Trujillo’s contract originally ran from June 2020 to June 2022. That’s standard in the education world. His contract now runs through June 2023.
It’s hard to get a superintendent to take a job for a one year contract. School boards don’t want to be saddled with two year contracts, because board composition changes with elections and a new board could be supervising a superintendent the majority doesn’t want.
And want is the right word. Often it isn’t about skills, performance or ability. Actually more often it’s about politics, parents and God help us, sports.
But to give Trujillo another year when he has yet to prove most of his abilities was a bad move on the part of the Board. We don’t doubt Trujillo’s experience and abilities, but when it comes to running a school district, you’d like to see some solid accomplishments, a couple of wins, a change in test scores, graduation rates, attendance. He can’t demonstrate that right now. Actually no one outside of his administration knows where any of those metrics are.
The state is content to change an F that represents zero into one that represents 50 so that a student’s average can drag him or her along and push them along to the next grade and say, good riddance. That’s not helping anyone but runs in line with our current system of refusing to hold back students not performing at grade level.

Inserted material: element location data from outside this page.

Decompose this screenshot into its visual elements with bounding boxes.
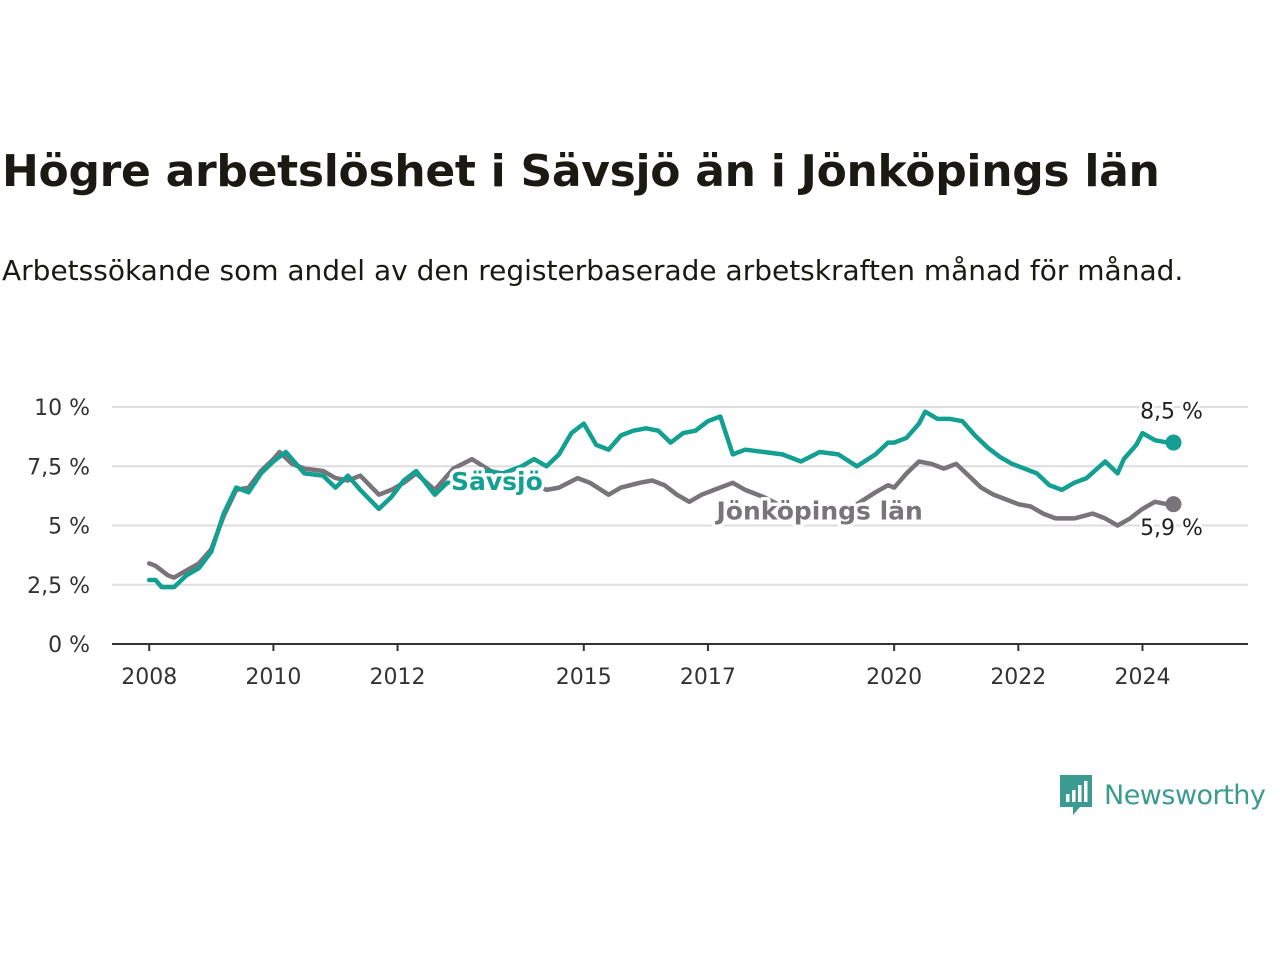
series-line-jonkoping [146,449,1176,580]
y-tick-label: 2,5 % [27,574,90,599]
series-end-label: 8,5 % [1140,400,1203,425]
line-chart: 0 % 2,5 % 5 % 7,5 % 10 % 2008 2010 2012 2015 2017… [27,396,1248,690]
chart-title: Högre arbetslöshet i Sävsjö än i Jönköpi… [2,146,1160,197]
x-tick-label: 2015 [556,665,612,690]
brand-name: Newsworthy [1104,779,1266,811]
y-tick-label: 5 % [48,515,90,540]
series-name-label: Jönköpings län [714,497,922,526]
series-line-savsjo [146,409,1176,590]
y-tick-label: 0 % [48,633,90,658]
x-tick-label: 2020 [866,665,922,690]
x-tick-label: 2008 [121,665,177,690]
newsworthy-brand[interactable]: Newsworthy [1058,773,1266,817]
series-end-dot [1165,496,1182,513]
series-end-dot [1165,434,1182,451]
series-name-label: Sävsjö [451,467,543,496]
y-tick-label: 10 % [34,396,90,421]
chart-subtitle: Arbetssökande som andel av den registerb… [2,254,1184,287]
series-labels: 8,5 % 5,9 % Sävsjö Jönköpings län [447,397,1205,544]
x-tick-label: 2010 [245,665,301,690]
axes: 0 % 2,5 % 5 % 7,5 % 10 % 2008 2010 2012 2015 2017… [27,396,1248,690]
newsworthy-logo-icon [1060,775,1092,815]
y-tick-label: 7,5 % [27,455,90,480]
series-lines [146,409,1182,590]
x-tick-label: 2017 [680,665,736,690]
x-tick-label: 2012 [370,665,426,690]
x-tick-label: 2022 [990,665,1046,690]
x-tick-label: 2024 [1114,665,1170,690]
series-end-label: 5,9 % [1140,516,1203,541]
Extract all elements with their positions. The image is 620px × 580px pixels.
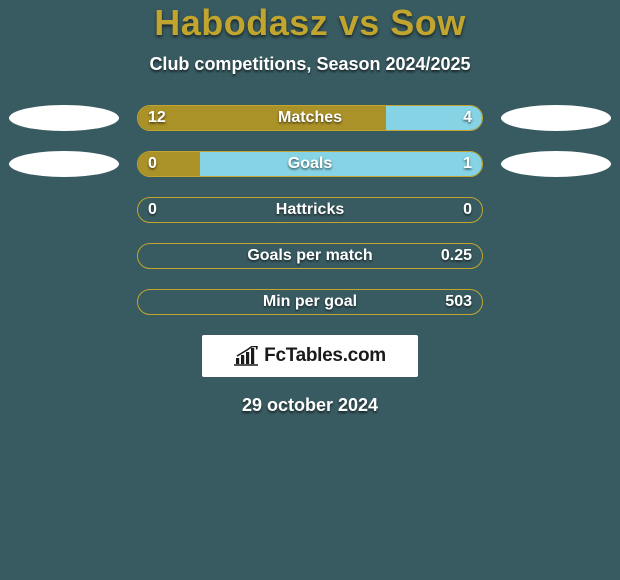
stat-label: Goals per match	[247, 247, 372, 265]
stat-row: 0 1 Goals	[0, 151, 620, 177]
stat-row: 12 4 Matches	[0, 105, 620, 131]
spacer	[9, 289, 119, 315]
stat-label: Min per goal	[263, 293, 357, 311]
spacer	[9, 243, 119, 269]
spacer	[501, 197, 611, 223]
stat-row: 0.25 Goals per match	[0, 243, 620, 269]
stat-value-right: 4	[463, 109, 472, 127]
spacer	[501, 243, 611, 269]
brand-badge[interactable]: FcTables.com	[202, 335, 418, 377]
stat-label: Hattricks	[276, 201, 344, 219]
stat-label: Matches	[278, 109, 342, 127]
stat-value-right: 503	[445, 293, 472, 311]
stat-bar: 12 4 Matches	[137, 105, 483, 131]
stat-row: 0 0 Hattricks	[0, 197, 620, 223]
stat-bar: 0.25 Goals per match	[137, 243, 483, 269]
stat-value-left: 12	[148, 109, 166, 127]
stat-value-right: 0	[463, 201, 472, 219]
stat-bar-fill-left	[138, 106, 386, 130]
player-left-marker	[9, 151, 119, 177]
stat-row: 503 Min per goal	[0, 289, 620, 315]
spacer	[9, 197, 119, 223]
stat-bar-fill-right	[200, 152, 482, 176]
stat-value-right: 1	[463, 155, 472, 173]
page-title: Habodasz vs Sow	[0, 2, 620, 44]
stat-value-left: 0	[148, 155, 157, 173]
chart-icon	[234, 346, 260, 366]
spacer	[501, 289, 611, 315]
stat-value-right: 0.25	[441, 247, 472, 265]
date-label: 29 october 2024	[0, 395, 620, 416]
brand-text: FcTables.com	[264, 345, 386, 367]
player-right-marker	[501, 105, 611, 131]
stat-bar: 0 1 Goals	[137, 151, 483, 177]
comparison-card: Habodasz vs Sow Club competitions, Seaso…	[0, 0, 620, 580]
subtitle: Club competitions, Season 2024/2025	[0, 54, 620, 75]
stat-bar: 503 Min per goal	[137, 289, 483, 315]
stat-rows: 12 4 Matches 0 1 Goals 0 0 Hattricks 0.25 Goals pe…	[0, 105, 620, 315]
stat-bar: 0 0 Hattricks	[137, 197, 483, 223]
player-left-marker	[9, 105, 119, 131]
stat-label: Goals	[288, 155, 332, 173]
player-right-marker	[501, 151, 611, 177]
stat-value-left: 0	[148, 201, 157, 219]
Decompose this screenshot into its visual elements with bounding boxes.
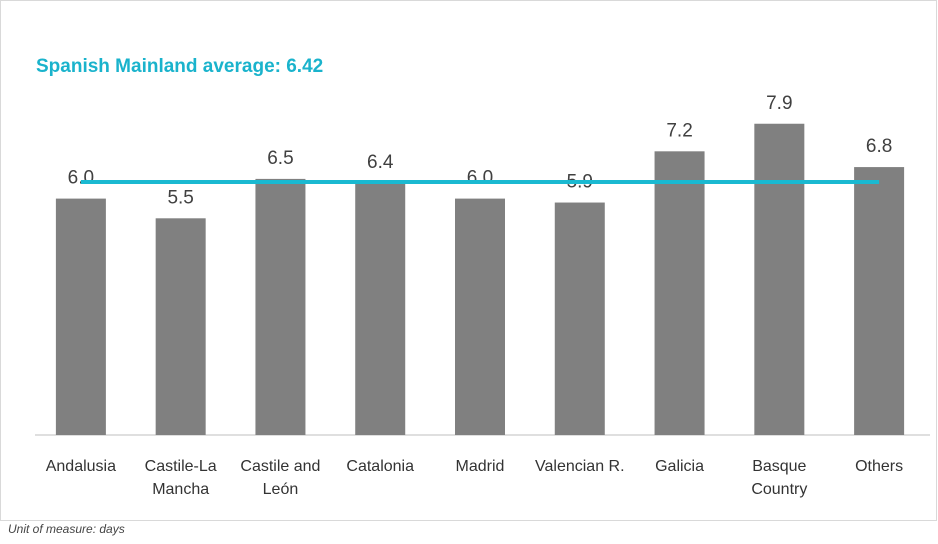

Everyone would like to see bullying addressed, fewer calls from security for cops, fewer fights, less vandalism. We don’t know how Trujillo will handle those issues. As Mesa Vista Superintendent Albert Martinez said, the fights and bullying have stopped at his school. Clearly they’ve stopped at every school practicing virtual lessons.
The Board members in favor of giving Trujillo another year were perhaps hoping for stability, something the District got a taste of with former superintendent Bobbie Gutierrez. The instability problem isn’t solved by a three-year contract. Trujillo can quit any time he gets a better offer or is tired of working for the Board.
He can also be fired and taxpayers would have to buy out the remainder of his contract. That’s happened many times.
The next school board election is in November. Board President Yolanda Salazar will be up for re-election and Brandon Bustos, who is finishing Matthew Paña’s term, must run for election. We don’t know if either or both will run but the remaining three Board members are also split on renewing Trujillo’s contract, so he didn’t really need protecting from this Board.
Superintendents come and go and few are devoted to a school District so much as they are a compensation package and the ability to do a job with minimal interference from people who know little to nothing about running a district.
When students return to school along with the mountain of issues that will accompany their return, we’ll find out what kind of superintendent Trujillo is. After he amazes us with a year of accomplishments, then we’ll support a contract extension and maybe a raise.